138 Mass. 350 | Mass. | 1885

Holmes, J.

If the representation that the plaintiffs’ fish traps were attached had been a statement of the effect of certain facts mutually understood to be known to both parties, as, for instance, that they were attached, although they could be immediately removed, and yet no possession had been taken of them, the representation would then have been a representation of law, and the question would have arisen which has been argued for the defendant, whether an action will lie for a false representation of law. On that question we express ho opinion. Compare Hirschfield v. London, Brighton, & South Coast Railway, 2 Q. B. D. 1, and Upton v. Tribilcock, 91 U. S. 45. But a simple representation that goods are attached, without more, such as the plaintiffs testified to, is a representation that facts exist which justify the statement.

*355The plaintiffs testified that one of them lived within sight of the field where the traps were spread, and saw them a number of times; that a son and employee of the other crossed the field where they were almost every day, and frequently talked with his father about the traps; and that none of them ever saw any one in possession of the traps as keeper. But this evidence does not necessarily cut down the effect of the defendant’s representation to misleading the plaintiffs on a point of law. For it is technically consistent with their having believed that the defendant had possession of the traps. It does not appear what the son told his father on this point, or who was the owner of the field, or what his relations were to the parties, or whether there were not houses so near that the nets could be watched from them, or that the plaintiffs may not have believed that the defendant, if he did not watch the nets continuously, at least kept charge of them as against the plaintiffs by appearing from time to time. See Bond v. Padelford, 13 Mass. 394. Conn v. Caldwell, 1 Gilman, 531.

All these possibilities are open on the bill of exceptions; and as, under the instructions of the court, the jury could not have found for the plaintiffs on the count in deceit, unless they found that the plaintiffs were in the exercise of due care in believing the defendant’s statement, we cannot indulge in conjectures on the strength of seeming improbabilities, in the hope of doing substantial justice. The representations were alleged to have been repeated through the whole time that the traps were being destroyed; and the instructions of the court and the finding of the jury must be taken to extend to the plaintiffs’ belief during the same period. Moreover, if the plaintiffs justifiably believed that the defendant had attached and taken charge of the traps on the faith of his representation to that effect, they were not bound to verify the fact, or to see whether the attachment had not been abandoned. They had a right to rely on the representation, and on the continuance of the attachment, so long as they did so in good faith. The cases cited for the defendant are cases of representations concerning the manifest quality of goods offered for sale and presented for inspection, where the buyer had no right to rely on the representation at all unless he required a warranty. Brown v. Leach, *356107 Mass. 364, 368, and cases cited. See Savage v. Stevens, 126 Mass. 207. The standard of good faith required in sales is somewhat low, not only out of allowance for the weakness of human nature, but because it is not desirable to interfere too much for the purpose of helping men in their' voluntary transactions more than they help themselves, and because, if they deem the representation essential, they can make it so by requiring a warranty. But it would be going too far to say that a party to an involuntary relation believes at his peril a representation made for the avowed purpose that he should act upon it, merely because its truth, or more strictly its continuing to be true, may depend upon visible facts, and because, if he knows the law, as he is presumed to do, he can go to the spot and verify those facts for himself. Brown v. Castles, 11 Cush. 348. David v. Park, 103 Mass. 501.
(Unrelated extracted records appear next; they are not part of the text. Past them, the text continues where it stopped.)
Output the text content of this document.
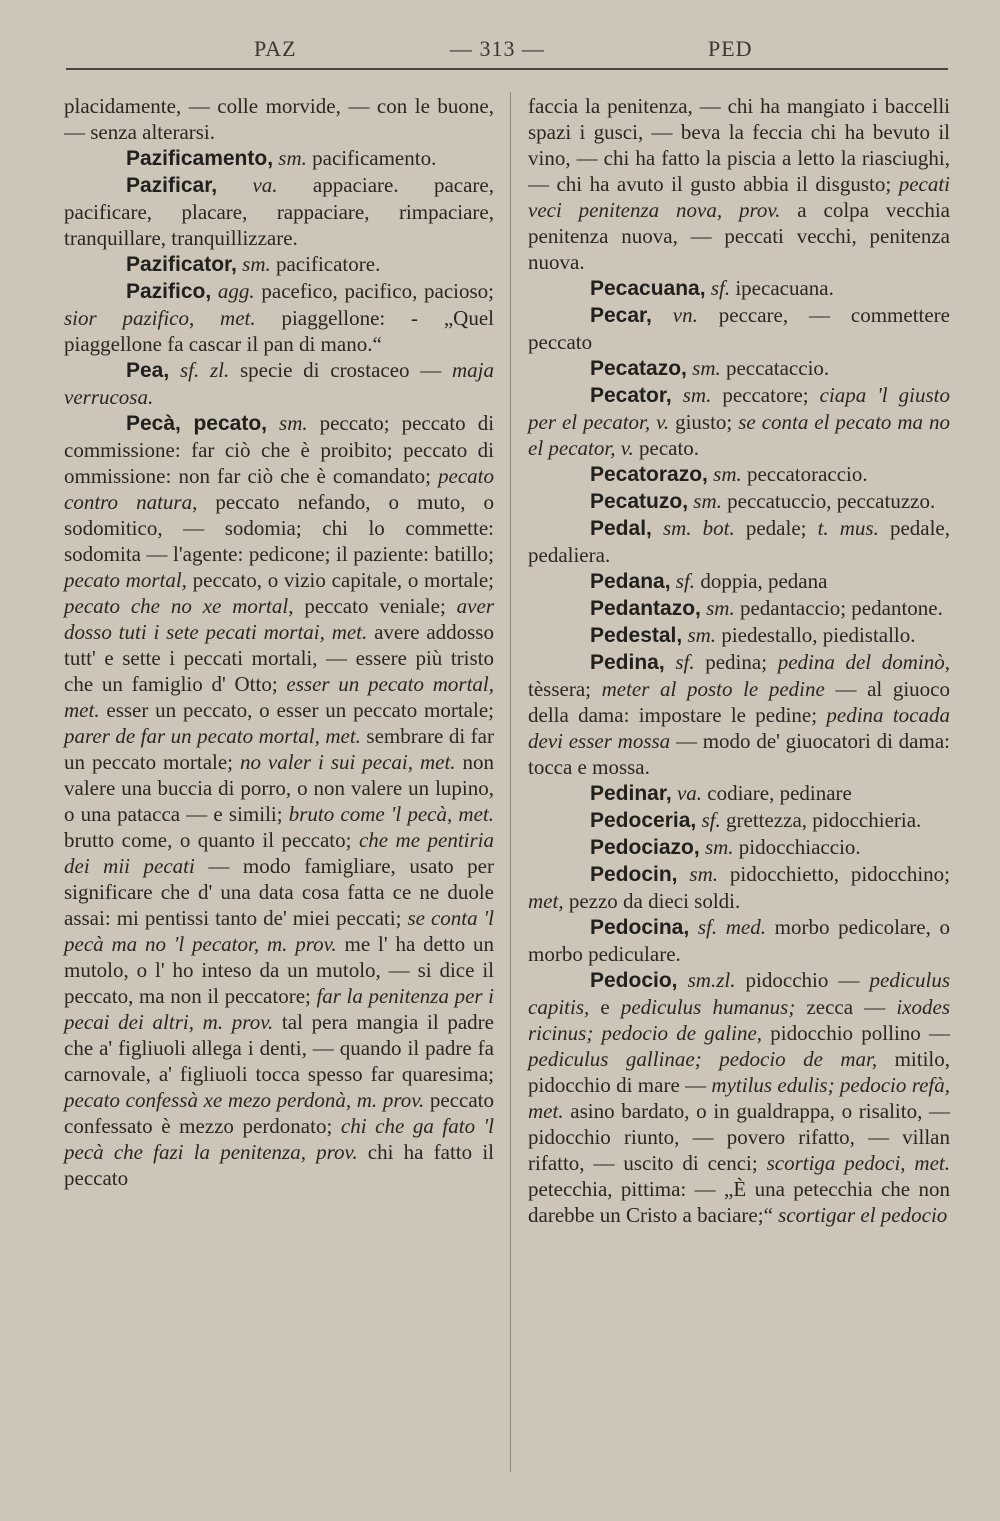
PAZ	— 313 —	PED

placidamente, — colle morvide, — con le buone, — senza alterarsi.

Pazificamento, sm. pacificamento.

Pazificar, va. appaciare. pacare, pacificare, placare, rappaciare, rimpaciare, tranquillare, tranquillizzare.

Pazificator, sm. pacificatore.

Pazifico, agg. pacefico, pacifico, pacioso; sior pazifico, met. piaggellone: - „Quel piaggellone fa cascar il pan di mano.“

Pea, sf. zl. specie di crostaceo — maja verrucosa.

Pecà, pecato, sm. peccato; peccato di commissione: far ciò che è proibito; peccato di ommissione: non far ciò che è comandato; pecato contro natura, peccato nefando, o muto, o sodomitico, — sodomia; chi lo commette: sodomita — l'agente: pedicone; il paziente: batillo; pecato mortal, peccato, o vizio capitale, o mortale; pecato che no xe mortal, peccato veniale; aver dosso tuti i sete pecati mortai, met. avere addosso tutt' e sette i peccati mortali, — essere più tristo che un famiglio d' Otto; esser un pecato mortal, met. esser un peccato, o esser un peccato mortale; parer de far un pecato mortal, met. sembrare di far un peccato mortale; no valer i sui pecai, met. non valere una buccia di porro, o non valere un lupino, o una patacca — e simili; bruto come 'l pecà, met. brutto come, o quanto il peccato; che me pentiria dei mii pecati — modo famigliare, usato per significare che d' una data cosa fatta ce ne duole assai: mi pentissi tanto de' miei peccati; se conta 'l pecà ma no 'l pecator, m. prov. me l' ha detto un mutolo, o l' ho inteso da un mutolo, — si dice il peccato, ma non il peccatore; far la penitenza per i pecai dei altri, m. prov. tal pera mangia il padre che a' figliuoli allega i denti, — quando il padre fa carnovale, a' figliuoli tocca spesso far quaresima; pecato confessà xe mezo perdonà, m. prov. peccato confessato è mezzo perdonato; chi che ga fato 'l pecà che fazi la penitenza, prov. chi ha fatto il peccato

faccia la penitenza, — chi ha mangiato i baccelli spazi i gusci, — beva la feccia chi ha bevuto il vino, — chi ha fatto la piscia a letto la riasciughi, — chi ha avuto il gusto abbia il disgusto; pecati veci penitenza nova, prov. a colpa vecchia penitenza nuova, — peccati vecchi, penitenza nuova.

Pecacuana, sf. ipecacuana.

Pecar, vn. peccare, — commettere peccato

Pecatazo, sm. peccataccio.

Pecator, sm. peccatore; ciapa 'l giusto per el pecator, v. giusto; se conta el pecato ma no el pecator, v. pecato.

Pecatorazo, sm. peccatoraccio.

Pecatuzo, sm. peccatuccio, peccatuzzo.

Pedal, sm. bot. pedale; t. mus. pedale, pedaliera.

Pedana, sf. doppia, pedana

Pedantazo, sm. pedantaccio; pedantone.

Pedestal, sm. piedestallo, piedistallo.

Pedina, sf. pedina; pedina del dominò, tèssera; meter al posto le pedine — al giuoco della dama: impostare le pedine; pedina tocada devi esser mossa — modo de' giuocatori di dama: tocca e mossa.

Pedinar, va. codiare, pedinare

Pedoceria, sf. grettezza, pidocchieria.

Pedociazo, sm. pidocchiaccio.

Pedocin, sm. pidocchietto, pidocchino; met, pezzo da dieci soldi.

Pedocina, sf. med. morbo pedicolare, o morbo pediculare.

Pedocio, sm.zl. pidocchio — pediculus capitis, e pediculus humanus; zecca — ixodes ricinus; pedocio de galine, pidocchio pollino — pediculus gallinae; pedocio de mar, mitilo, pidocchio di mare — mytilus edulis; pedocio refà, met. asino bardato, o in gualdrappa, o risalito, — pidocchio riunto, — povero rifatto, — villan rifatto, — uscito di cenci; scortiga pedoci, met. petecchia, pittima: — „È una petecchia che non darebbe un Cristo a baciare;“ scortigar el pedocio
It was suggested, rather than pressed, that as the traps, if not attached, were in the possession of the plaintiffs, they must be taken to have known whether they were or not. But a man may retain or lose possession without knowing it, and the question whether he has done either may therefore be made the subject of a fraudulent representation.

The foregoing considerations dispose of the argument which has been pressed upon us, and we think are sufficient to dispose of the exceptions, with the further remark, that the evidence of the defendant’s statements which warranted the jury in finding him guilty of deceit also warranted a finding that he did attach in fact, and was liable on the other counts, if the jury believed that the statements were not only made, but were true.

If there is any ground for the suggestion made by the defendant for a different purpose, that the traps could not be immediately removed, (Pub. Sts. c. 161, § 69,) there was less difficulty in believing that they had been attached originally, even if the attachment was abandoned after the traps were spoiled. And if the plaintiffs believed the same thing, although wrongly, it was a further excuse for believing that the traps were attached, even when they saw no one in charge of them. But we do not rely on this consideration. Exceptions overruled.